The reopening of patios has officially kicked off the summer season, and with this full swing into warm weather activities comes the inevitable weight-loss messaging we see year after year. The concept of the juice cleanse is most likely not new to you—the fad diet has been rising in popularity for the past few years, with packages promising to “reset” and “detox” your body. But how much truth is there in this advertising? Experts say: not much.
While juice cleanses and other liquid fad diets use a ‘back-to-basics’ food mentality that works to convince you that your body requires a physical reset, Sharon Horesh Bergquist, MD, from the Emory School of Medicine counters this narrative, “The reality is that your body is a detoxification machine, fully built with its own elaborate way of ridding toxins and unwanted chemicals.” Not only do juice cleanses make themselves redundant by the body, but they can actually do more harm than good.
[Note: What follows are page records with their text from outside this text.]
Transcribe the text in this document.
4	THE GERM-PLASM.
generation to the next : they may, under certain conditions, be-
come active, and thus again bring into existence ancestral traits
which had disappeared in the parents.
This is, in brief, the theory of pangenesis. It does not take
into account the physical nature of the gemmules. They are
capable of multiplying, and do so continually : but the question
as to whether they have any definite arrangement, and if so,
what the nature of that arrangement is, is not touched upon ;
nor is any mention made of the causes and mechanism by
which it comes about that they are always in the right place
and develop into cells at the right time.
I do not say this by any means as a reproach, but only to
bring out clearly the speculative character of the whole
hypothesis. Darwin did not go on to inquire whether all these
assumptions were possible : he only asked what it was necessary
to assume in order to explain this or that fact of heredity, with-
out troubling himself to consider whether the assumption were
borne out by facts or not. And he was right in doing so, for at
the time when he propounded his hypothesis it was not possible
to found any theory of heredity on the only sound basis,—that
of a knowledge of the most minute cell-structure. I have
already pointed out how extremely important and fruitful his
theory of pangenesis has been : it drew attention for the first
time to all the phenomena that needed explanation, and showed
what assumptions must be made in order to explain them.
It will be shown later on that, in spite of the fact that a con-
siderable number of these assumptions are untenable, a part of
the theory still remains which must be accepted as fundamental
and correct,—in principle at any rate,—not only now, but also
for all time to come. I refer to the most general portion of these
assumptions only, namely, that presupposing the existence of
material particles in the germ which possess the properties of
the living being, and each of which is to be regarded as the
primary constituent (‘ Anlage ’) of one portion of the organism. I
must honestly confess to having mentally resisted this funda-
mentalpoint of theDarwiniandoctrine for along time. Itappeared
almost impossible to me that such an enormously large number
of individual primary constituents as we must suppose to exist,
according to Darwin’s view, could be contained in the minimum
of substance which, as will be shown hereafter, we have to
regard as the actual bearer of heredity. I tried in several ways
Bergquist goes on to explain that liquid diets flush out as much good bacteria as bad bacteria, leaving you dehydrated and lacking in electrolytes.
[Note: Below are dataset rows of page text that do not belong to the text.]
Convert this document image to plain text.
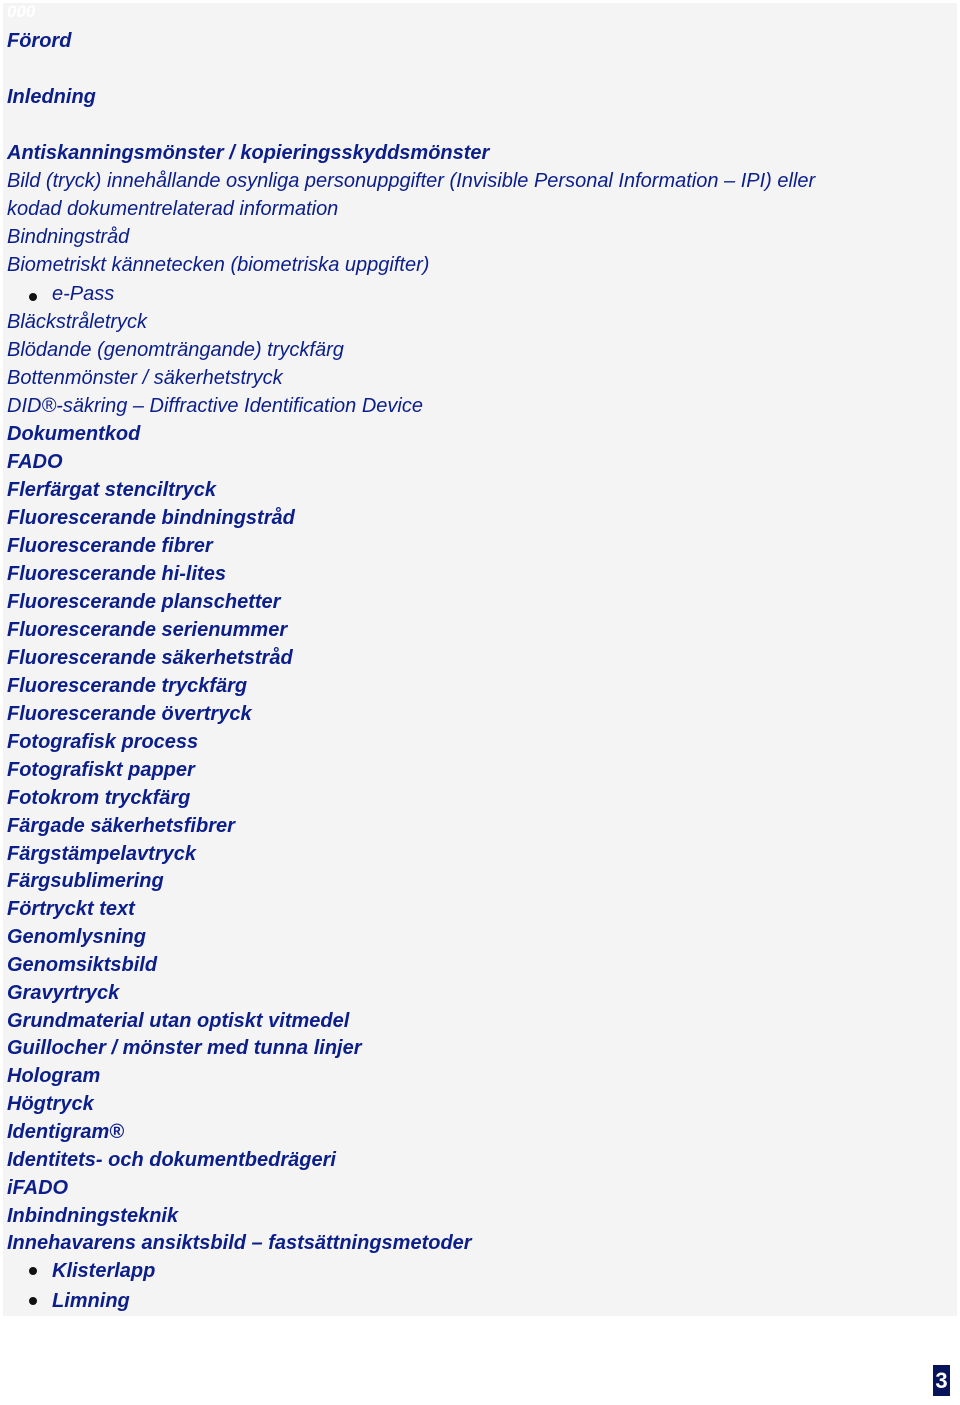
000
Förord
Inledning
Antiskanningsmönster / kopieringsskyddsmönster
Bild (tryck) innehållande osynliga personuppgifter (Invisible Personal Information – IPI) eller
kodad dokumentrelaterad information
Bindningstråd
Biometriskt kännetecken (biometriska uppgifter)
e-Pass
Bläckstråletryck
Blödande (genomträngande) tryckfärg
Bottenmönster / säkerhetstryck
DID®-säkring – Diffractive Identification Device
Dokumentkod
FADO
Flerfärgat stenciltryck
Fluorescerande bindningstråd
Fluorescerande fibrer
Fluorescerande hi-lites
Fluorescerande planschetter
Fluorescerande serienummer
Fluorescerande säkerhetstråd
Fluorescerande tryckfärg
Fluorescerande övertryck
Fotografisk process
Fotografiskt papper
Fotokrom tryckfärg
Färgade säkerhetsfibrer
Färgstämpelavtryck
Färgsublimering
Förtryckt text
Genomlysning
Genomsiktsbild
Gravyrtryck
Grundmaterial utan optiskt vitmedel
Guillocher / mönster med tunna linjer
Hologram
Högtryck
Identigram®
Identitets- och dokumentbedrägeri
iFADO
Inbindningsteknik
Innehavarens ansiktsbild – fastsättningsmetoder
Klisterlapp
Limning
3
The real hero behind body detoxification? The elaborate internal pathway between your liver and digestive systems. The body naturally turns over unwanted toxins to the liver to be filtered and excreted—without any effort on your behalf. The best way to keep your body healthy and free from the effects of toxins is to maintain good liver health, which studies have shown can be achieved through a diet rich in fresh fruits, vegetables, and nuts. However, the frontrunner for positive liver health is somewhat surprising—coffee. Research has consistently shown that drinking coffee decreases the risk of liver disease, even in those with poor liver health to begin with. Coffee lovers rejoice—your morning cup of joe is, in fact, an elixir for good health.
Rather than buying into the false marketing of a liquid-only ‘cleanse’, experts say that adopting a whole foods diet year round is the best alternative. These fiber and nutrient dense foods like fruits, vegetables, and legumes have a positive effect on many of the body’s important organs and systems, without sacrificing the joys of a lifestyle consisting of solid foods.